Dr. Roach: Can high blood pressure readings cause high blood pressure?
DEAR DR. ROACH: My husband had a hemorrhagic stroke in 2014. He is 75 years old. His blood pressure in the past five days has gone from 123/64 with a heart rate of 50 to 142/77 with a heart rate of 45. It will be in the green for days and then read in 140s for a couple of days. He becomes very upset when he sees the yellow light come on. He walks 2 miles each morning and thinks this should keep his BP at a normal level, in addition to the metoprolol and enalapril he takes twice daily.
I am having great difficulty in making him understand that it is normal for blood pressure readings to go up and down. I feel he is worrying about having another stroke. He takes his reading multiple times during the day. -- J.L.
ANSWER: You are quite right that blood pressure goes up and down during the day, sometimes over surprisingly short periods. He is right that exercise helps keep blood pressure down, but it is usually not enough by itself, especially for a person with a history of hemorrhagic stroke (bleeding inside the brain). For these people, blood pressure control is key to preventing another stroke.
Although I recommend home blood pressure cuffs, I am concerned that seeing elevated readings is causing him to be upset -- and potentially contributing to transient high blood pressure.
The most important number is the average of many blood pressure readings over the week. A goal of 120/80 is ideal for a person at risk for a stroke, like your husband. If his average reading is close to 120/80, he should not worry too much about the occasional 140 reading. However, if his average systolic pressure (the top number) is in the 130s or higher, it might be time to consider a slightly higher dose of enalapril, as long as he isn't having any side effects. I would not increase the metoprolol since his pulse is already quite slow. His physician should be able to explain the benefits.
DEAR DR. ROACH: I've seen many people wearing a full face shield without any mask covering the nose or mouth. Does this make sense? -- C.B.
ANSWER: A face shield provides some protection against COVID-19, but not as much as a face mask does. Health care workers use both a face mask and a shield when taking care of people with known or suspected COVID, since the shield provides protection against droplets entering the eyes. If you only wear one, though, the face mask provides significantly more protection to you and to others.

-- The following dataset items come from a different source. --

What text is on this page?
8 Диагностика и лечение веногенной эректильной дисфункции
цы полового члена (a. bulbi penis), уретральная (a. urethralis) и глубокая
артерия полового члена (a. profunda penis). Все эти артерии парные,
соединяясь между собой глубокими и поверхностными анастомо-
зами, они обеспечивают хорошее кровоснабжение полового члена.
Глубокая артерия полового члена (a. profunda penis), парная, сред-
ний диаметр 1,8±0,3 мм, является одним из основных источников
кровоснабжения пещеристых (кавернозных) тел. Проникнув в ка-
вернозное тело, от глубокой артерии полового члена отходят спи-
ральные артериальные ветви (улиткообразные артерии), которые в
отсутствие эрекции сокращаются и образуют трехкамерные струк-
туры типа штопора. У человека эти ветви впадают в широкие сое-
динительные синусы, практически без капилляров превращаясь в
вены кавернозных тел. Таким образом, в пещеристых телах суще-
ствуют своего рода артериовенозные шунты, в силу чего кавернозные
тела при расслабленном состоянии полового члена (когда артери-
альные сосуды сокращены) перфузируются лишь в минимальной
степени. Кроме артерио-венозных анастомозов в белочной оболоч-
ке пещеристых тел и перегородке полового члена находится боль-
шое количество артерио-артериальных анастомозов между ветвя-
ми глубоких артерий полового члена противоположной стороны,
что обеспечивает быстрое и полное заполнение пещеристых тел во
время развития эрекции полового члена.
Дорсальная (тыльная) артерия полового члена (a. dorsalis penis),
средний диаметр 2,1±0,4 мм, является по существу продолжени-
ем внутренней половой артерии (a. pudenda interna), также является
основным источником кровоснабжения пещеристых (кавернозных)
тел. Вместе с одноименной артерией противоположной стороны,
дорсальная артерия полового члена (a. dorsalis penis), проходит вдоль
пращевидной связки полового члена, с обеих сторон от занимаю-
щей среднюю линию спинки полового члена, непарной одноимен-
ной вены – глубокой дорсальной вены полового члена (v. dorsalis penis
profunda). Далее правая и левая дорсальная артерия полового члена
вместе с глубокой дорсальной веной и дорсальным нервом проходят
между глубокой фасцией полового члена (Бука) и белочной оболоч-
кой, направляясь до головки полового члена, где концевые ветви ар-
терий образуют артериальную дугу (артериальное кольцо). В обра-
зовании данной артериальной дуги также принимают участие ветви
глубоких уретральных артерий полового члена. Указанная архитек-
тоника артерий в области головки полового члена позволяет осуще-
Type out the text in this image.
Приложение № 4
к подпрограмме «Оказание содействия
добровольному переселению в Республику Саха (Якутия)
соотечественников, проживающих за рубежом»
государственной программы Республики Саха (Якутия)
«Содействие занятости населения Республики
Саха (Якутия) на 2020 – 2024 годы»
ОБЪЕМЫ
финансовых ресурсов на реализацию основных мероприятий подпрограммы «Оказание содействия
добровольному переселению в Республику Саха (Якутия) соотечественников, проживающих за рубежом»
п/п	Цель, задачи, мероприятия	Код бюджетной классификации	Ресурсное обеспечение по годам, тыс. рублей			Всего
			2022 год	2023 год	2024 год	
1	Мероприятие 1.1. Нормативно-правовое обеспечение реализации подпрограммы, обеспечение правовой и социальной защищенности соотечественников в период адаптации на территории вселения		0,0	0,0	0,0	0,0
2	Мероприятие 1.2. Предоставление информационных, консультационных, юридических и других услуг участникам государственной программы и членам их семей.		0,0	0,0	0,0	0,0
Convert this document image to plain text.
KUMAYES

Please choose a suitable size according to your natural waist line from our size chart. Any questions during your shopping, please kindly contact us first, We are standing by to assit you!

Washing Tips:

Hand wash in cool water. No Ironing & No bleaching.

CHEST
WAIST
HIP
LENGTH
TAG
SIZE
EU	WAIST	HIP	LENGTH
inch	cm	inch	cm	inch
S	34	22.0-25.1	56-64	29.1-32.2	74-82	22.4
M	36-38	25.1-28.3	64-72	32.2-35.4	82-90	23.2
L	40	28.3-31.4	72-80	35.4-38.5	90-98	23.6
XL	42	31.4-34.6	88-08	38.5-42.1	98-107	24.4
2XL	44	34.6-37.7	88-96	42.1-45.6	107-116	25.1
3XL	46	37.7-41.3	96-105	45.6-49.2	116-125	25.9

DEAR DR. ROACH: I am a 75-year-old male in good health. I just got this year's flu shot in August. I would like to get another shot later in the season, perhaps in late November. Is there any downside? -- B.N.
ANSWER: Flu shots provide protection for most people for about six months, so a vaccine in August should cover you until February. Some years, the flu season lasts well into April or even May, at least where I practice, in the Northeast. Authorities do not recommend a second flu vaccine, but I have considered it for some of my highest-risk patients. The downside to you is a sore arm, and maybe a day of low-grade fever and muscle aches. The downside to society is that in a vaccine shortage, you would be taking away someone else's chance for protection.
Since there is no rush, I'd talk to your doctor, who should have more information about how bad the flu season is (and how long it's likely to last) as well as about availability of the vaccine.